Others, said Tirre, are taking the stage for the first time so the show has veterans and newcomers alike. However, that's what she feels is part of its charm.

"I'm excited that we have some kids that have never tried this before, for some of them it's pretty much their first time on stage singing," she explained. "We're also working with a live band for the first time, doing some very interesting things.

"We're taking some risks and some of them will pay off, some of them probably not."

Over 40 kids are involved and the curtain times are Friday, April 15 and Saturday, April 16 at 6:30 p.m., Sunday, April 17 at 2 p.m.

The box office will be open for ticket sales 45 minutes prior to curtain time for each performance. Cost is $8 for adults, $6 for children under 12 and senior citizens. The show is appropriate for all ages.

Serving as director is Emily Stevens, with musical director Jordyn Boyd and stage manager Michael Stevens, Emily's brother. Helping with the set design were EHS alum and stage veterans Matt Teixeira and Dakota Bowers, donating several hours of their time and lending expertise.

"The creative team got together before Christmas," Tirre said, looking for a fun production, with music, creative staging and more.

"Based on feasibility and appeal, this was what we liked the best," she said.

The play runs about two hours total for the two acts and an intermission. It includes plenty of music, from some gentle songs to rap to a little bit of country thrown in for good measure.

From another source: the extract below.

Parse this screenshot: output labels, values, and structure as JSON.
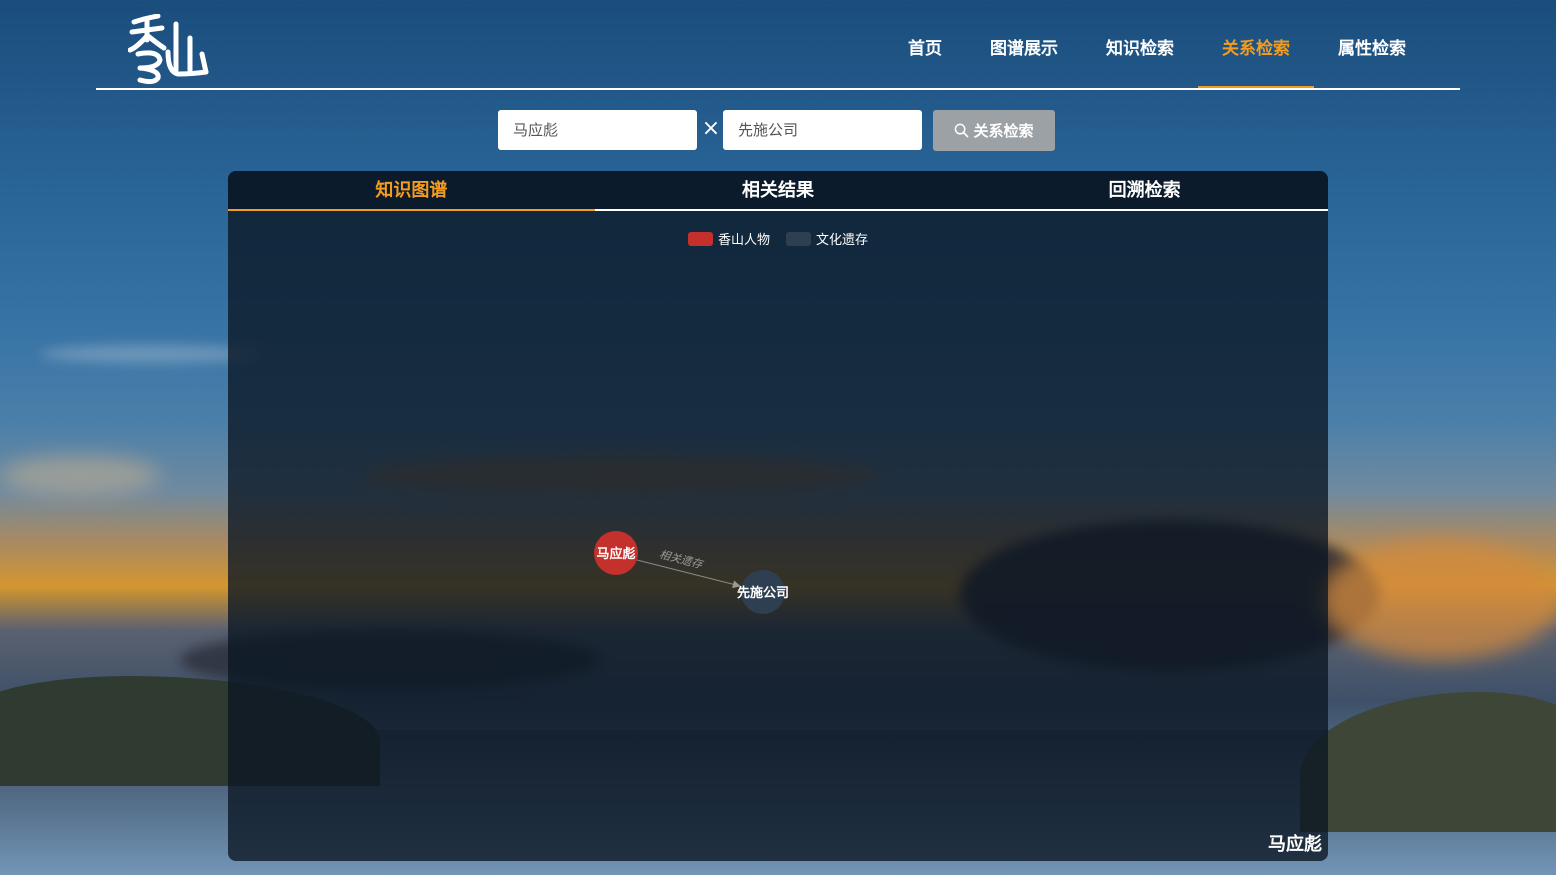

"Some of the people Alice meets try to help her," Tirre said. "Some try not to help her, and she is learning as she goes."

Overall, said Tirre, the effort has been a good experience all the way around and the cast and crew are ready for their debut.

"I think what I like the best is watching kids try to do something they weren't sure they could do," Tirre summed up. "To see them learn and grow ... now they're ready to do it with some confidence."